Working on the front line of Care at a large church affords me an up-close invitation into crisis, sickness, relational pain and more. Thankfully, God has equipped me in a way that allows me to be involved in hard situations without them weighing on me in a debilitating way. I truly care, but I also have faith that circumstances, even hard ones, do ebb and flow. There are certainly people who seem to have a disproportionate amount of hardship and for that, I am saddened and mystified, but in most cases, we all have blessings to count amidst the hard places.

The most devastating choice anyone can make in hardship is isolation. We see it time and time again: God heals and restores what we willingly bring into his light and share with safe fellow believers.

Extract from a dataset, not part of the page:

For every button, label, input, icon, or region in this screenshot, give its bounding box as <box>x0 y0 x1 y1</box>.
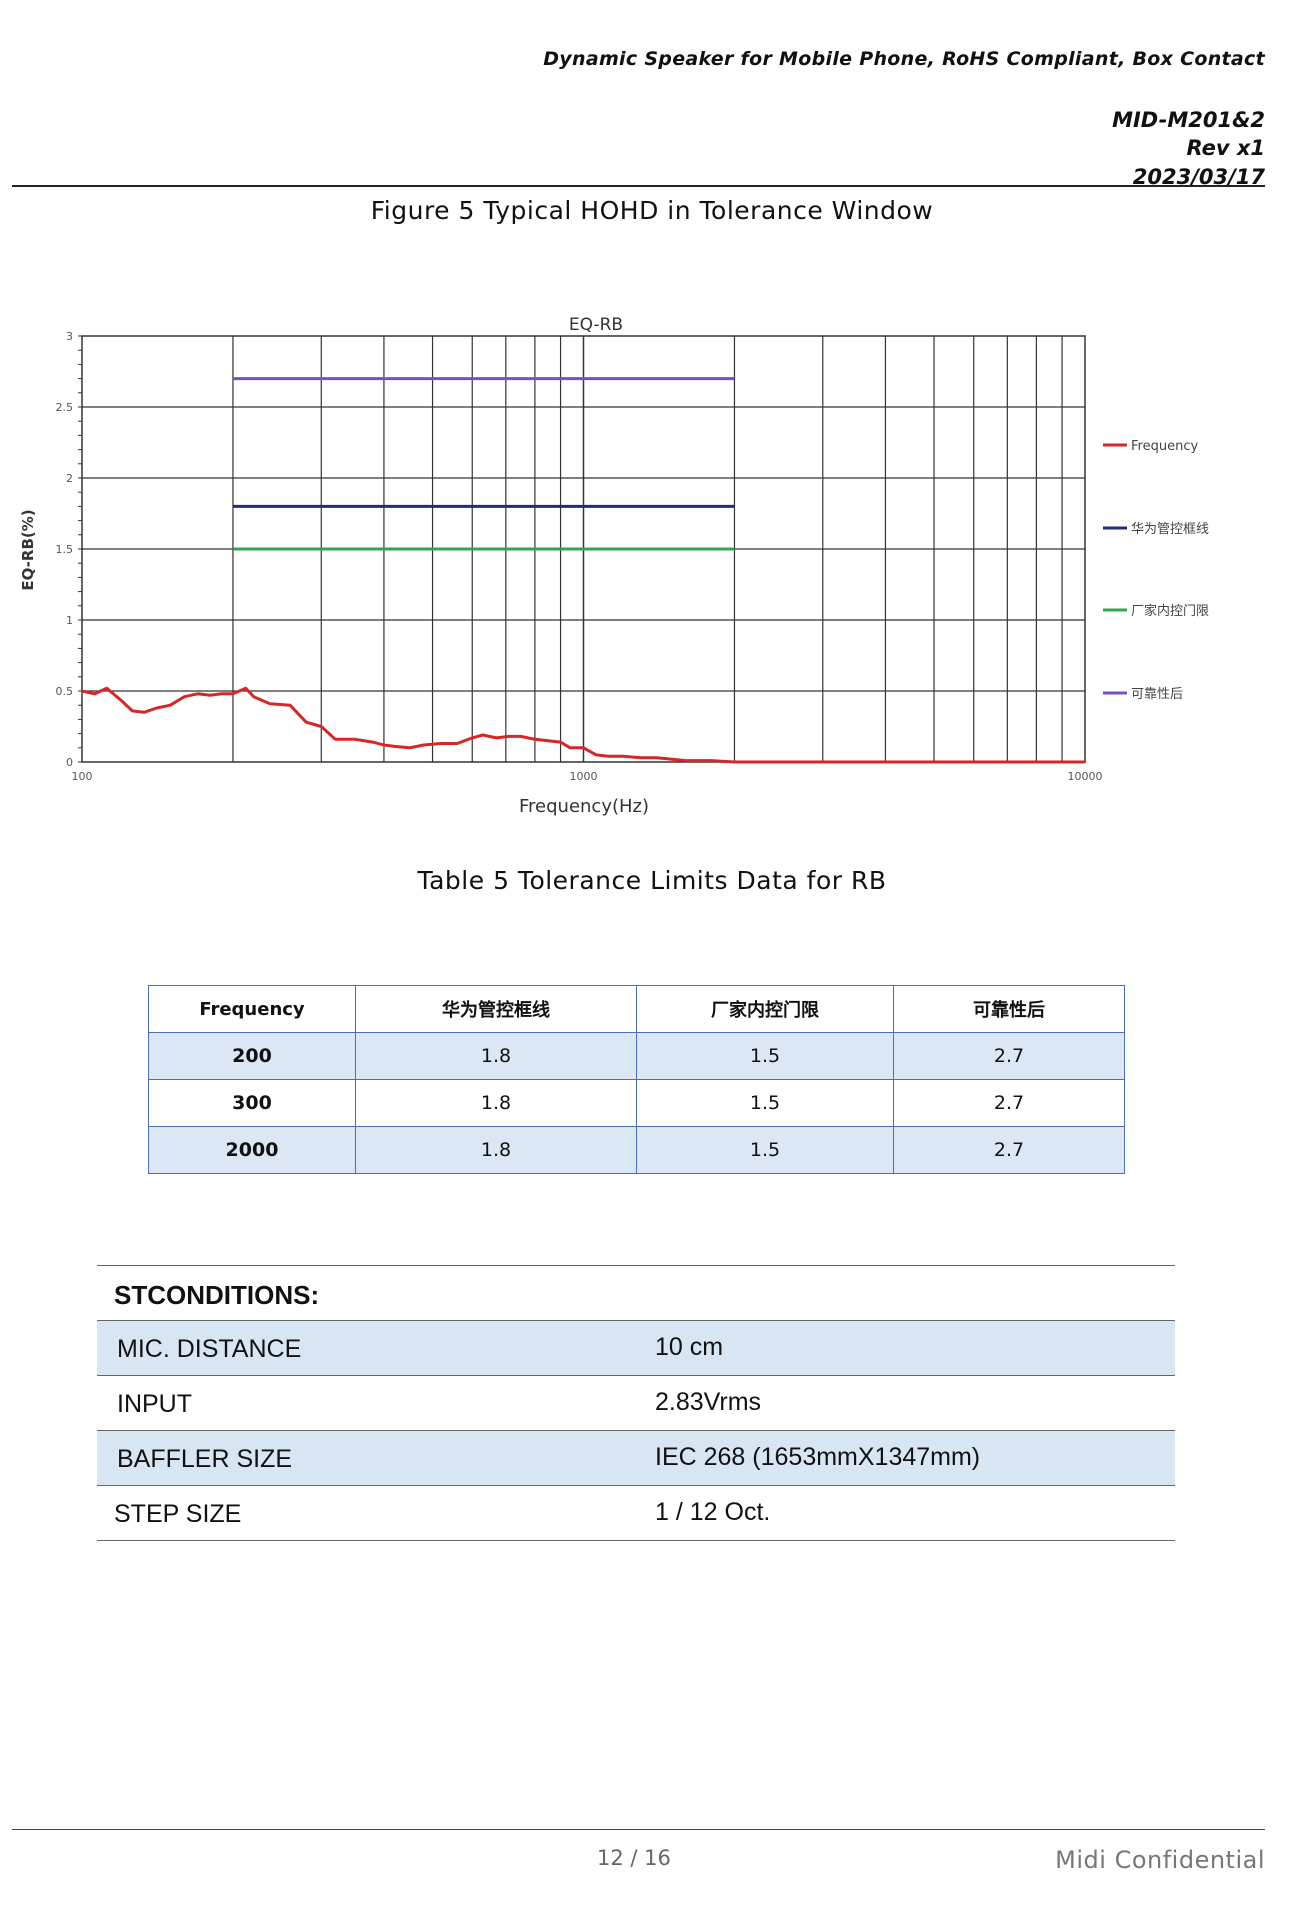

No matter how bad it is, the solution is never to hide it. As many in 12 Step recovery like to say: “You are as sick as your secrets.” Brokenness often gets rid of pretense and allows people to bond through empathy and humility, which really is the balm needed.

And yet, the Care Team periodically finds itself aware, through concerned friends or family, of someone who is hurting and internally crumbling from life’s circumstances or perhaps their own choices but unwilling to admit it to us.  We often try to reach out by having someone on the Care Team with an existing relationship make contact and check to see how the person is doing and get brushed off with the “Everything is great.” mantra.  But “everything” is never comprehensively great.  Sanctification alone should be offering us hard places in our daily lives if we are paying attention.  When someone refuses to admit hardship or accept help, there isn’t much we can do but wait for the bottom to fall out.  That breaks our hearts on the Care Team, but there is no point trying to help someone who isn’t ready to be helped.
 
But here’s where it gets extra tricky, “The everything is great.” person has invested in a narrative that requires them to attempt to convince themselves and others that their life is rolling merrily along. This stance makes transparent connection impossible and builds walls, not bridges. To make matters worse, perfect people with perfect lives are annoying. And people pretending to be perfect when miserable are even harder to stomach. In their attempt to protect themselves from embracing their humanity, they are actually cutting themselves off from authentic relationships.

Believers who buy into the lie that “having it all together” is the best way to walk with Jesus are a modern day version of the religious leaders in Jesus’ time. Those leaders got their comfort from being right (based on their own definitions) not from being in relationship with God. It can seem righteous to get your comfort from perfection. And yet, Pharisees have a way of making those around them feel less than as they desperately try to feel like enough.  Inauthenticity can lead to relational wounds.
 
But we are called to have compassion on both the openly broken and the Pharisee among us. Behind each set of issues (even religious pride) resides an image bearer of God. Our job is to always find the person behind the problem even when the problem may be faking perfection. Loving like Jesus means loving people where they are in hopes that they’ll end up where they need to be.  And maybe even being on the lookout for the Pharisee within.